When people started figuring out just what was in that bill,
only after the bill was passed, and how it was born out of
secretive negotiations the White House held with Big PhRMA and Big Health Insurance, it was not acceptable to a great many people.
What could people do about a much-ballyhooed health insurance reform bill that cynically had nothing for the majority of people until 2014,
four years later? People need help NOW.
They waited. And
they saw who needed their attention at the ballot box.
HERE THEY ARE: *Democratic* YES votes on Stupak anti-abortion amendment , November 7, 2009
And they saw even more.
11 Democrats voted against passage of Emergency Unemployment Compensation Continuation, November 18, 2010
Of the eleven Democrats who voted against extending those emergency unemployment benefits:
All of them are
Blue Dogs.
Seven of them were defeated in the 2010 election. Another one of them is retiring. They had nothing to lose. So they voted against helping the people.
They are:
1. Allen Boyd (FL 2nd)
2. Bobby Bright (Alabama 2nd)
3. Lincoln Davis (TN 5th)
4. Baron Hill (Indiana 9th)
5. Walt Minnick (Idaho 1st)
6. Glen Nye (VA 2nd)
7. Gene Taylor (Mississippi 4th)
8. Marion Berry (Arkansas 1st) Retiring
Good riddance.
The remaining three of them were re-elected in 2010.
They are:
1. Jim Cooper (TN 5th)
2. Collin Peterson (Minnesota 7th)
3. Heath Shuler (NC 11th)
An update to the remaining three Blue Dogs in that list:
Heath Shuler will not seek reelection or run for governor in 2012, February 2, 2012
Only Cooper and Peterson remain, and they are running for re-election in 2012.
The "Republican Wave" of 2010 was the gleeful media narrative to obscure the Blue Dog annihilation by the voters.
Lots of lessons learned, I would say.
There is a specific group of people who bury any consideration of expanding Medicare to everyone, because they have profited from that action for decades.
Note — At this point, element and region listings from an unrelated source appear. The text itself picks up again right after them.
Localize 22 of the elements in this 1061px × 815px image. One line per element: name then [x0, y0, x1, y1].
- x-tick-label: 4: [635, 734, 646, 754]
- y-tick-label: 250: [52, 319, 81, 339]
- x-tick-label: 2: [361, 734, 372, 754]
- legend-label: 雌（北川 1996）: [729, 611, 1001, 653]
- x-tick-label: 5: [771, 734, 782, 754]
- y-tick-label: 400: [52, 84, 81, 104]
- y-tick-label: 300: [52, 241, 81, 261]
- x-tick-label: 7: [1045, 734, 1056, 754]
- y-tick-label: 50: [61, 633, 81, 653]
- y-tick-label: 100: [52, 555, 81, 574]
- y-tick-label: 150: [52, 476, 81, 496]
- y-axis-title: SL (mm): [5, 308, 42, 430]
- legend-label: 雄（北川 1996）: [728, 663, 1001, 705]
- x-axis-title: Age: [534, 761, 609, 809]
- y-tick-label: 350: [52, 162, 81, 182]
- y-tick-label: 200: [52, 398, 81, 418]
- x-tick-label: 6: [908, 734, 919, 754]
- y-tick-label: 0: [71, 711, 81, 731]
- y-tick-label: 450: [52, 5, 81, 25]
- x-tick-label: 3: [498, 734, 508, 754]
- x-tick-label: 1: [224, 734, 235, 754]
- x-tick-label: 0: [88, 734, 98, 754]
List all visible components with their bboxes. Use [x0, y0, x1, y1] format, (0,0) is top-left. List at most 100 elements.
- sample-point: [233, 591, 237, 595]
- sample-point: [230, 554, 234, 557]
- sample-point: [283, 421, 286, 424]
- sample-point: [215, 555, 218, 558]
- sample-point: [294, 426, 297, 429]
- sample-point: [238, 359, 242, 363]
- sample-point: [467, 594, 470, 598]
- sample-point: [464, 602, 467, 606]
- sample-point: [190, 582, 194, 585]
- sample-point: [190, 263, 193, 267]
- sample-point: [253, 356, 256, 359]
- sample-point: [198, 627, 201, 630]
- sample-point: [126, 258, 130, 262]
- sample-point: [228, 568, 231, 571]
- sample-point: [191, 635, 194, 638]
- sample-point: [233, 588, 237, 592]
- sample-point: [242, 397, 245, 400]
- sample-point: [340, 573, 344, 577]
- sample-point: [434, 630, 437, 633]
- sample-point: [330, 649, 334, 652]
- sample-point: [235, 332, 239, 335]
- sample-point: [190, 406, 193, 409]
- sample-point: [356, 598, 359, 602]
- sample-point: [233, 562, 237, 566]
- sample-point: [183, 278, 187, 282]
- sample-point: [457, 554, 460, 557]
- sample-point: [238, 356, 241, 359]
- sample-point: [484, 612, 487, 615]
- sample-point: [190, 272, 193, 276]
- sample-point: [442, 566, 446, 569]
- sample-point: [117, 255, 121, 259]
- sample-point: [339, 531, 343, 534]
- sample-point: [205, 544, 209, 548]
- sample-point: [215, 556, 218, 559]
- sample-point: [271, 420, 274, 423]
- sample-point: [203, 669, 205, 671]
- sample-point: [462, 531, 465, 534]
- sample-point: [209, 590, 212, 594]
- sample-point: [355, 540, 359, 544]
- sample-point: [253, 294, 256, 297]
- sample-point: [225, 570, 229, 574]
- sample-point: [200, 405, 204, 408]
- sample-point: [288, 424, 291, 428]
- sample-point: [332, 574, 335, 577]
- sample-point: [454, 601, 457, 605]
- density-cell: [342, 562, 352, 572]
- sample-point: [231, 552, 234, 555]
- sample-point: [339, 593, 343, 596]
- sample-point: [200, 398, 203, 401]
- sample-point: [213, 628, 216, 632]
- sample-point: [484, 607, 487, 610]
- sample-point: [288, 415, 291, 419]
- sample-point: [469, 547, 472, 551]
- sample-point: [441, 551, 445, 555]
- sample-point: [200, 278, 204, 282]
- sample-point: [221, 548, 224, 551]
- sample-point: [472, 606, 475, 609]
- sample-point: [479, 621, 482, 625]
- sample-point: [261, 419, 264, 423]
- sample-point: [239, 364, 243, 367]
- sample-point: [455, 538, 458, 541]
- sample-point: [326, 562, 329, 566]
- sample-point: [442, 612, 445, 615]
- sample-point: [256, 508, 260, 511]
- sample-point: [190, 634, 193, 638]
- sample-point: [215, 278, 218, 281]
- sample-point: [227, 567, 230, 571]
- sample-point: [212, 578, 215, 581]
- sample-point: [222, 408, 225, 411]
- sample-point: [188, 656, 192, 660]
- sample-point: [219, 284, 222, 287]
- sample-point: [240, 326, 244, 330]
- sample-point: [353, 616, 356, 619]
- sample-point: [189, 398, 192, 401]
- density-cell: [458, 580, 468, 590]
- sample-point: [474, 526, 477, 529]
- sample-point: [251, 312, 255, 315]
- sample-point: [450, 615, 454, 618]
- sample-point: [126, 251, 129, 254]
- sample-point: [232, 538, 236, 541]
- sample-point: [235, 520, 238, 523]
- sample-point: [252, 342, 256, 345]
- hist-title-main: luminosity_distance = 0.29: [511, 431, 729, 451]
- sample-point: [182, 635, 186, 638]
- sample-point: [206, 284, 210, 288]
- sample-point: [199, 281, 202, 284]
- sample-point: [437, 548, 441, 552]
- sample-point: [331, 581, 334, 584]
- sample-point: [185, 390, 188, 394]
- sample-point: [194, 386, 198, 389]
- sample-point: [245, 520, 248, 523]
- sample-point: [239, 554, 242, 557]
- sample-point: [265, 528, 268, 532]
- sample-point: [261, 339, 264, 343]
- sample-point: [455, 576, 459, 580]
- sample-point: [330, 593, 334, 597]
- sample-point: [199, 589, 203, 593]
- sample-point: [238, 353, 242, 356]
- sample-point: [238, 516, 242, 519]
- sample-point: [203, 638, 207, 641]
There is another, much larger group of people who see how the merciless profit motive debases the quality of health and life for the public, and who are now unwilling to allow our health to be at the mercy of The Profit Seekers any longer.
What will be very interesting is
how this conservative Supreme Court will rule on the Affordable Care Act.
All of this confusing, time-delayed, lack of cost-controlled mish-mash of insurance reform masquerading as "health care reform" should be thrown out.
Expansion of Medicare for everyone could begin immediately, and be completed in a relatively short time period, as the program is currently in place, works well, people understand it and people also love it.
---"But, we CAN'T START OVER!"---, scream a small group.
That isn't "starting over" (as the profit protectors shriek). It is building on what is already in place and what works.
As we have seen, issues that affect the public, that are not properly addressed with said public at the outset, have a way of returning with a vengeance.